Lexurgy’s design philosophy sets it apart from other sound change appliers:

  • Embrace revision. Sound changes are hard to get right the first try, and it can take a lot of tinkering and experimentation to produce the results you want. It should be easy to make on-the-fly revisions to a project, even one you haven’t touched in months. That means encouraging descriptive names, a logical and organized file structure, and syntax that allows for small adjustments to existing rules.

  • Make common things easy. You shouldn’t have to be a programming genius to write common kinds of sound change rules. Lots of languages have stress assignment, assimilation, and vowel harmony, so the available syntax should naturally lend itself to writing such rules.

Why not just use Rosenfelder’s SCA?

Rosenfelder’s SCA is a great tool, but it’s pretty limited in power. Certain kinds of rules, like stress-sensitive changes and assimilation, require convoluted sequences of rules, if they’re possible at all. Lexurgy lets you do everything the “SCA way” if you want, but the more powerful tools are always there when you need them.
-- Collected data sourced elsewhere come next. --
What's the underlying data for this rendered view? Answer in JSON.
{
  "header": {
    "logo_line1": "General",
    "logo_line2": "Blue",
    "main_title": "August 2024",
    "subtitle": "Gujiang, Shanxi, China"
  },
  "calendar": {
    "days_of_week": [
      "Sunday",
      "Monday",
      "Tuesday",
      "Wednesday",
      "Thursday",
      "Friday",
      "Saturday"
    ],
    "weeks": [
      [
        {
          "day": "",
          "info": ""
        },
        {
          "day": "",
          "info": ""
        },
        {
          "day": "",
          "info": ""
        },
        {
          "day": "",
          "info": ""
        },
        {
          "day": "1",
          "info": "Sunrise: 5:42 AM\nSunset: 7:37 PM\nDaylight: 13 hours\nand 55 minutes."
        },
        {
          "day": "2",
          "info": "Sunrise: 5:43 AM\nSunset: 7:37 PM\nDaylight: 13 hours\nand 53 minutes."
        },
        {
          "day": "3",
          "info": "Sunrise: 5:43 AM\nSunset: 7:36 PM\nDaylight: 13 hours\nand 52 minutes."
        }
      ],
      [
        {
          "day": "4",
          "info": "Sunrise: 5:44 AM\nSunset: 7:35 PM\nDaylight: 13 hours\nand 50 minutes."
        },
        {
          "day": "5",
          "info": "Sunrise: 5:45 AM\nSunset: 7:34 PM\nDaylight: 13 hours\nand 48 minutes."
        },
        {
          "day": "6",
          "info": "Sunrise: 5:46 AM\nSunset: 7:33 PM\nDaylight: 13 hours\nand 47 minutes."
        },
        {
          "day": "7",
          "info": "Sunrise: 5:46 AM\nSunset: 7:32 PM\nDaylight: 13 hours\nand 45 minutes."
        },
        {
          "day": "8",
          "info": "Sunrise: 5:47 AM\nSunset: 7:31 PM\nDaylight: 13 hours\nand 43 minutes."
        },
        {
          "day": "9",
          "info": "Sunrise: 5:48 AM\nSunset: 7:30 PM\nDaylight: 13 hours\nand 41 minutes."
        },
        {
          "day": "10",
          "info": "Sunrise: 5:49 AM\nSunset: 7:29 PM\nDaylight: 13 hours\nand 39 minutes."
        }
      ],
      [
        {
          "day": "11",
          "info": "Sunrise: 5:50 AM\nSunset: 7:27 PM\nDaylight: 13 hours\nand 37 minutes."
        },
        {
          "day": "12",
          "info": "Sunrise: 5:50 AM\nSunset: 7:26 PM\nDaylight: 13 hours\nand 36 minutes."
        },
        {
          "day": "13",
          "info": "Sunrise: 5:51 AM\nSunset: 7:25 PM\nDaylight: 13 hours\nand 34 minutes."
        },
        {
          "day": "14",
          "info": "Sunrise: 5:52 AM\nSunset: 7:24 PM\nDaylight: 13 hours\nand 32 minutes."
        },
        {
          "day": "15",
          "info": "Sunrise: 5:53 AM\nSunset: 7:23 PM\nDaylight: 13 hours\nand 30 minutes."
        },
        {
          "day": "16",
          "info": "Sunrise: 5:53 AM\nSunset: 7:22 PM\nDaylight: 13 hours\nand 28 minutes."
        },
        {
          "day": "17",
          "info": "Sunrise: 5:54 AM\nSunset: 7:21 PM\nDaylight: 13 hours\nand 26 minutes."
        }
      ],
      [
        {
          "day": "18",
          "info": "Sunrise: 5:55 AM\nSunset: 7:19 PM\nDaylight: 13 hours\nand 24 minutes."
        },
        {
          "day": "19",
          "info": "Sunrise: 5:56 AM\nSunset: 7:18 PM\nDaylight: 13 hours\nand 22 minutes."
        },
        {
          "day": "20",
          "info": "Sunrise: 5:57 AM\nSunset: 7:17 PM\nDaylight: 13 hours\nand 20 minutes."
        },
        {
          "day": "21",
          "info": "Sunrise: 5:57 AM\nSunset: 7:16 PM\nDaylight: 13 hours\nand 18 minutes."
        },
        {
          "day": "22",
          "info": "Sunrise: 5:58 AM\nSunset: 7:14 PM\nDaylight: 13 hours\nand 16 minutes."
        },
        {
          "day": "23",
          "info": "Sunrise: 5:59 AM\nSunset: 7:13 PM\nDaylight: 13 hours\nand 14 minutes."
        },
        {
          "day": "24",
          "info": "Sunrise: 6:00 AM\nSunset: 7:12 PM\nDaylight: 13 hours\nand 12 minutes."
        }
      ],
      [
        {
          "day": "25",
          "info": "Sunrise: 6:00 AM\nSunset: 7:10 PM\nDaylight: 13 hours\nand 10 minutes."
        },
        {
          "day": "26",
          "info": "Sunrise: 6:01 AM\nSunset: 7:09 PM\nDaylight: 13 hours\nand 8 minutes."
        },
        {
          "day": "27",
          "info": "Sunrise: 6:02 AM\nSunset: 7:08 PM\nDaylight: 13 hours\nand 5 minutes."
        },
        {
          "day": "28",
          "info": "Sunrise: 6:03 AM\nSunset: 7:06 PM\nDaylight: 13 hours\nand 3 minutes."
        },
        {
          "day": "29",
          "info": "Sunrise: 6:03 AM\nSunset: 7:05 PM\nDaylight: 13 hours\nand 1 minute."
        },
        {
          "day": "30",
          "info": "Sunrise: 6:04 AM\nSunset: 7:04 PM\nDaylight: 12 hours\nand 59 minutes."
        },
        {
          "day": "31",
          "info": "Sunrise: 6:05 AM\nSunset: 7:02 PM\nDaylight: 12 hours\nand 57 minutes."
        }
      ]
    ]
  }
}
Also, don’t underestimate the value of descriptive names. Yes, SCA’s one-character names are very fast to type, but they cost more in the long run from every time you want to make changes and have to remember what L and Q stood for.

Why not just use Phonix?

Phonix is what I used for sound changes before I started working on Lexurgy. Its distinctive feature paradigm is very powerful, and Lexurgy owes a great debt to it.

However, Phonix’s limitation is that it forces everything into the distinctive feature paradigm. The only way to make a rule apply to more than one sound (without writing a separate rule for each sound) is to give those sounds, and only those sounds, a feature in common. This can lead to very long feature matrices and fragile rules that break when you make changes.

Lexurgy avoids this by providing alternative lists and sound classes, which are ways to group sounds together independent of their features. That way, you can use features for the heavy lifting, like managing stress systems and assimiliation, while sticking with the simpler alternative lists and sound classes for easier rules.